I'm trying to see how I can apply these principles to a Rscript I have that converts my raw BAM file to a coverage file? The full script can be looked at here but the main lines I'm looking at are:
aln <- as(aln, "GRanges") # Converts each read mapping to GRanges coord
aln <- resize(aln, 150) # Extended the reads to the fragment length (4 previous exp)
cov <- coverage(aln) # Get Coverages nucleotide
The definitions for extsize and shift can be seen in the documentation but I'll copy it for reference.
While '--nomodel' is set, MACS uses this parameter to extend reads in 5'->3' direction to fix-sized fragments. For example, if the size of binding region for your transcription factor is 200 bp, and you want to bypass the model building by MACS, this parameter can be set as 200. This option is only valid when --nomodel is set or when MACS fails to build model and --fix-bimodal is on.

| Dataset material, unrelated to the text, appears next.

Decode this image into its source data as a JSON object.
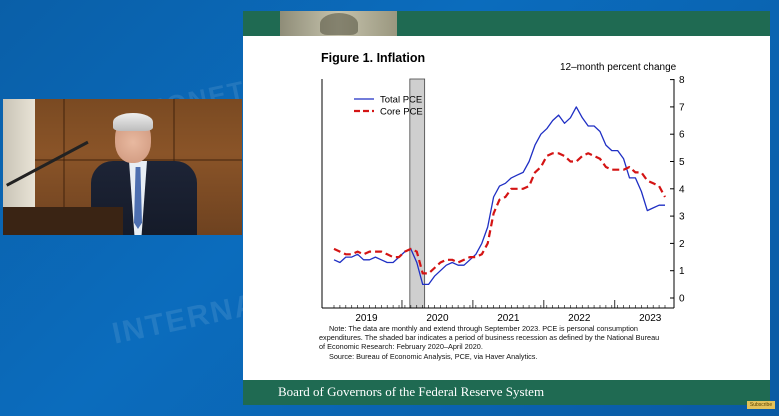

Note, this is NOT the legacy --shiftsize option which is replaced by --extsize! You can set an arbitrary shift in bp here. Please Use discretion while setting it other than default value (0). When --nomodel is set, MACS will use this value to move cutting ends (5') then apply --extsize from 5' to 3' direction to extend them to fragments. When this value is negative, ends will be moved toward 3'->5' direction, otherwise 5'->3' direction. Recommended to keep it as default 0 for ChIP-Seq datasets, or -1 * half of EXTSIZE together with --extsize option for detecting enriched cutting loci such as certain DNAseI-Seq datasets. Note, you can't set values other than 0 if format is BAMPE or BEDPE for paired-end data. Default is 0.
Here are some examples for combining --shift and --extsize:
EXAMPLE 1: To find enriched cutting sites such as some DNAse-Seq datasets. In this case, all 5' ends of sequenced reads should be extended in both direction to smooth the pileup signals. If the wanted smoothing window is 200bps, then use '--nomodel --shift -100 --extsize 200'.
So to summarize my question is how should I resize my raw reads so that the coverage will reflect the --shift and --extsize used by MACS2? From reading the documentation it seems I should shift the reads 100 bp in both directions because it is extending the reads 200 bp 5' -> 3' (--extsze) and back 100 bp with (--shift).
You'll need to endoapply() a function that does the shift() according to the strand, since that's otherwise ignored. Then resize(aln, 200). Alternatively, use idx = which(strand(aln) == '+') for each strand and directly adjust the start accordingly (then resize()).